Car c’est là le cœur du problème : Motion Twin a pu prendre ce risque grâce aux 10 millions de ventes de Dead Cells. Pour la majorité des petits studios, une séquelle reste la seule option viable. Comme le dit Filby : "On a eu de la chance. Beaucoup n’ont pas ce luxe."
Et si le salut venait… des joueurs ?
Face à cette crise créative, certains joueurs et créateurs tentent de bousculer les lignes. Le mod "Noita: Together" (2025), par exemple, a transformé le roguelite Noita en un MMO expérimental, prouvant qu’il existait une demande pour des mécaniques radicalement nouvelles. De même, des titres comme Inscryption (2021) ou Dredge (2023) ont montré qu’on pouvait encore surprendre en mélangeant les genres.
Les plateformes ont aussi un rôle à jouer. Steam, avec ses "Festivals des Démos", donne une visibilité aux projets innovants. Mais comme le souligne Lars Doucet (développeur de Defender’s Quest), dans un thread viral (2024) : "Les algorithmes récompensent la sécurité. Si vous voulez de la diversité, il faut récompenser le risque – pas juste avec des likes, mais avec de l’argent."
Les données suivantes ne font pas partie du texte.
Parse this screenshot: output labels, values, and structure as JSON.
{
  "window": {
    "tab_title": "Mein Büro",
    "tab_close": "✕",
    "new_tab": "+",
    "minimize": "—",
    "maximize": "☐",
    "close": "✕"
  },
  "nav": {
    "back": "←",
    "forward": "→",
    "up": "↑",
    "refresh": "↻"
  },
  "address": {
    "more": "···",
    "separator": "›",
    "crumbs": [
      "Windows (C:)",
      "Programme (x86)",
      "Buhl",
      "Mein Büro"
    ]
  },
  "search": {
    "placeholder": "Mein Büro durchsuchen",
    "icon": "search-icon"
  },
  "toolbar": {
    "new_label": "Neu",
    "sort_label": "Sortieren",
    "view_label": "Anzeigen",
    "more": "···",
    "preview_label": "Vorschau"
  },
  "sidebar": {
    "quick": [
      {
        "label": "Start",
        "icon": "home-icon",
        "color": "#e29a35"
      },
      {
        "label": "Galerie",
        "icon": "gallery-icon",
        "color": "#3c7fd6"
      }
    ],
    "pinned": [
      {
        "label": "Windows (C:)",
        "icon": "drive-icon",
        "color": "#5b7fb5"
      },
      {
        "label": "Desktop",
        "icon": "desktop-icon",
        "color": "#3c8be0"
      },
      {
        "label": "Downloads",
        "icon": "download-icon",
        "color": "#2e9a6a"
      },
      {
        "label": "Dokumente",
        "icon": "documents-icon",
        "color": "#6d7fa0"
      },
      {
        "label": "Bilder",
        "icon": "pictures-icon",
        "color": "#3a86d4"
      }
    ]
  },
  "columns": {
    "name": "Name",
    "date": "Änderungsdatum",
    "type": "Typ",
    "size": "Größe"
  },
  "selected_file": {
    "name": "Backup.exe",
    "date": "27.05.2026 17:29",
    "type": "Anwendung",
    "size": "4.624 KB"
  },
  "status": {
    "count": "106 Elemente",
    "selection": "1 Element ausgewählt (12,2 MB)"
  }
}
Enfin, certains studios misent sur des modèles hybrides. Hades 2, par exemple, bien que critiqué pour son manque d’innovation, a introduit un système de "quêtes narratives persistantes" – une première pour le genre. Slay the Spire 2, lui, promet une campagne structurée, loin du pur procédural. Des pas timides, mais des pas tout de même.
Le futur des roguelikes : entre déclin et renaissance
Alors, les roguelikes sont-ils condamnés à devenir une coquille vide, répétant les mêmes recettes jusqu’à l’épuisement ? Pas forcément. Plusieurs scénarios se dessinent :
1. L’implosion créative : Si les séquelles et les DLC continuent de dominer, le genre pourrait s’essouffler, comme les survival horror après l’ère Resident Evil 6. Les joueurs, lassés, se tourneront vers autre chose.
2. La fragmentation : Les roguelikes pourraient se scinder en sous-genres distincts – comme les soulslikes après Dark Souls. Certains miseraient sur le narratif (Hades), d’autres sur le multijoueur (Risk of Rain 2), ou l’expérimental (Noita).
3. Le renouveau par la contrainte : Comme dans les années 2010 avec FTL ou Spelunky, une nouvelle génération de développeurs pourrait émerger, contrainte par des budgets serrés à innover. Les outils comme Unity et Unreal Engine 5 rendent la création plus accessible – reste à trouver les idées.
Un indice encourageant ? En 2025, le Global Game Jam a vu 20% des projets utiliser des mécaniques roguelite – contre 5% en 2020. Preuve que l’inspiration est toujours là, quelque part.
La balle est désormais dans le camp des joueurs. Soutiendront-ils les projets audacieux, même imparfaits ? Ou préféreront-ils le confort du "même, mais en mieux" ? Une chose est sûre : si le genre veut survivre à son propre succès, il devra réapprendre à tomber – comme dans un vrai roguelike, où chaque échec est une leçon. La prochaine grande révolution viendra peut-être de ceux qui oseront perdre pour mieux renaître.